Other Notable Changes

In addition to the new features highlighted above, the Kubernetes cluster scheduler backend in the upcoming Spark 2.4 release has also received a number of bug fixes and improvements.

  • A new configuration property spark.kubernetes.executor.request.cores was introduced for configuring the physical CPU request for the executor pods in a way that conforms to the Kubernetes convention. For example, users can now use fraction values or millicpus like 0.5 or 500m. The value is used to set the CPU request for the container running the executor.
  • The Spark driver running in a pod in a Kubernetes cluster no longer uses an init-container for downloading remote application dependencies, e.g., jars and files on remote HTTP servers, HDFS, AWS S3, or Google Cloud Storage. Instead, the driver uses spark-submit in client mode, which automatically fetches such remote dependencies in a Spark idiomatic way.

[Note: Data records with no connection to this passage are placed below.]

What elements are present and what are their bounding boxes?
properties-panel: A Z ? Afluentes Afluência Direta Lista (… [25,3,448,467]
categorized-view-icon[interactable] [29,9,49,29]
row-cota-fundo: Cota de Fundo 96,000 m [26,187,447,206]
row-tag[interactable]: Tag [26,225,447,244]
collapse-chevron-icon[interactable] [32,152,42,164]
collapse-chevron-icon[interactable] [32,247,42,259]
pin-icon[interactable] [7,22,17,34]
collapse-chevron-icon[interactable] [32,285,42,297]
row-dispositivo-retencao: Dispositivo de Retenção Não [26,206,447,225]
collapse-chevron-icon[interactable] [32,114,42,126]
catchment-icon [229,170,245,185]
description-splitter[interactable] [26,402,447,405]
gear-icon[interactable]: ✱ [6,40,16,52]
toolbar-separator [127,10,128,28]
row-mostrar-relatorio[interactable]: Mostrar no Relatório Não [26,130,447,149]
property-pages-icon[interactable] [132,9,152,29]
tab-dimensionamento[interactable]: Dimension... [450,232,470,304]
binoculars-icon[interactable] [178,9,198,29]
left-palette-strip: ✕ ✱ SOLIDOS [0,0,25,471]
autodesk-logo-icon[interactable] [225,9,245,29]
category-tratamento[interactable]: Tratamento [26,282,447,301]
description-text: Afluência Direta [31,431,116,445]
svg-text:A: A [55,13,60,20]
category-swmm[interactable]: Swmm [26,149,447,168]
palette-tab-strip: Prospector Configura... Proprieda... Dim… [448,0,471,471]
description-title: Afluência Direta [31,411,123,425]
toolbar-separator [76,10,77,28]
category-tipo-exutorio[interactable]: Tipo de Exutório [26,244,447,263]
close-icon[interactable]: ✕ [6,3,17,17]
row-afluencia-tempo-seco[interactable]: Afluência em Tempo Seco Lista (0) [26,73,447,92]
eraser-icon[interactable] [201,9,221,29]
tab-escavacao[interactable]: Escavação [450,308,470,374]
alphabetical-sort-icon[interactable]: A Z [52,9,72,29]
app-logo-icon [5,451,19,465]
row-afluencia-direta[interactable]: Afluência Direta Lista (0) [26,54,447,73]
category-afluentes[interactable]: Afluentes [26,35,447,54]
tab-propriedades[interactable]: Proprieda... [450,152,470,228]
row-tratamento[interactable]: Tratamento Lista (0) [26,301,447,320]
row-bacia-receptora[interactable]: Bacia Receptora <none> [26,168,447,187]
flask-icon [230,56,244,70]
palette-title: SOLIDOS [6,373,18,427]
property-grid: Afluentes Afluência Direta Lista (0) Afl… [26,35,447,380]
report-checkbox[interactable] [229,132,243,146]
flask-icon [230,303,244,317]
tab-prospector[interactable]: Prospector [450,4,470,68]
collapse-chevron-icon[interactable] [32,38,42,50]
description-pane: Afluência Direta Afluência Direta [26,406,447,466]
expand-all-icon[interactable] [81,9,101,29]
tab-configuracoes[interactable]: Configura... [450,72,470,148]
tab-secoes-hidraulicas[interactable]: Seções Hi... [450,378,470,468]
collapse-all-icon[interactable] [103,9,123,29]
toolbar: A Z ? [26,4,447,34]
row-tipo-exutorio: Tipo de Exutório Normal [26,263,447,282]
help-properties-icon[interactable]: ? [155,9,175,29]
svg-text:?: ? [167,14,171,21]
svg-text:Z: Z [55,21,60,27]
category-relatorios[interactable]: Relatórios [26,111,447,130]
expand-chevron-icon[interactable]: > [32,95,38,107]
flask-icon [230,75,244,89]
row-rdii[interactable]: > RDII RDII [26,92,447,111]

  • Users can now specify image pull secrets for pulling Spark images from private container registries, using the new configuration property spark.kubernetes.container.image.pullSecrets.

  • Users are now able to use Kubernetes secrets as environment variables through a secretKeyRef. This is achieved using the new configuration options spark.kubernetes.driver.secretKeyRef.[EnvName] and spark.kubernetes.executor.secretKeyRef.[EnvName] for the driver and executor, respectively.

  • The Kubernetes scheduler backend code running in the driver now manages executor pods using a level-triggered mechanism and is more robust to issues talking to the Kubernetes API server.

Conclusion and Future Work

First of all, we would like to express huge thanks to Apache Spark and Kubernetes community contributors from multiple organizations (Bloomberg, Databricks, Google, Palantir, PepperData, Red Hat, Rockset and others) who have put tremendous efforts into this work and helped get Spark on Kubernetes this far. Looking forward, the community is working on or plans to work on features that further enhance the Kubernetes scheduler backend. Some of the features that are likely available in future Spark releases are listed below.

  • Support for using a pod template to customize the driver and executor pods. This allows maximum flexibility for customization of the driver and executor pods. For example, users would be able to mount arbitrary volumes or ConfigMaps using this feature.
  • Dynamic resource allocation and external shuffle service.
  • Support for Kerberos authentication, e.g., for accessing secure HDFS.
  • Better support for local application dependencies on submission client machines.
  • Driver resilience for Spark Streaming applications.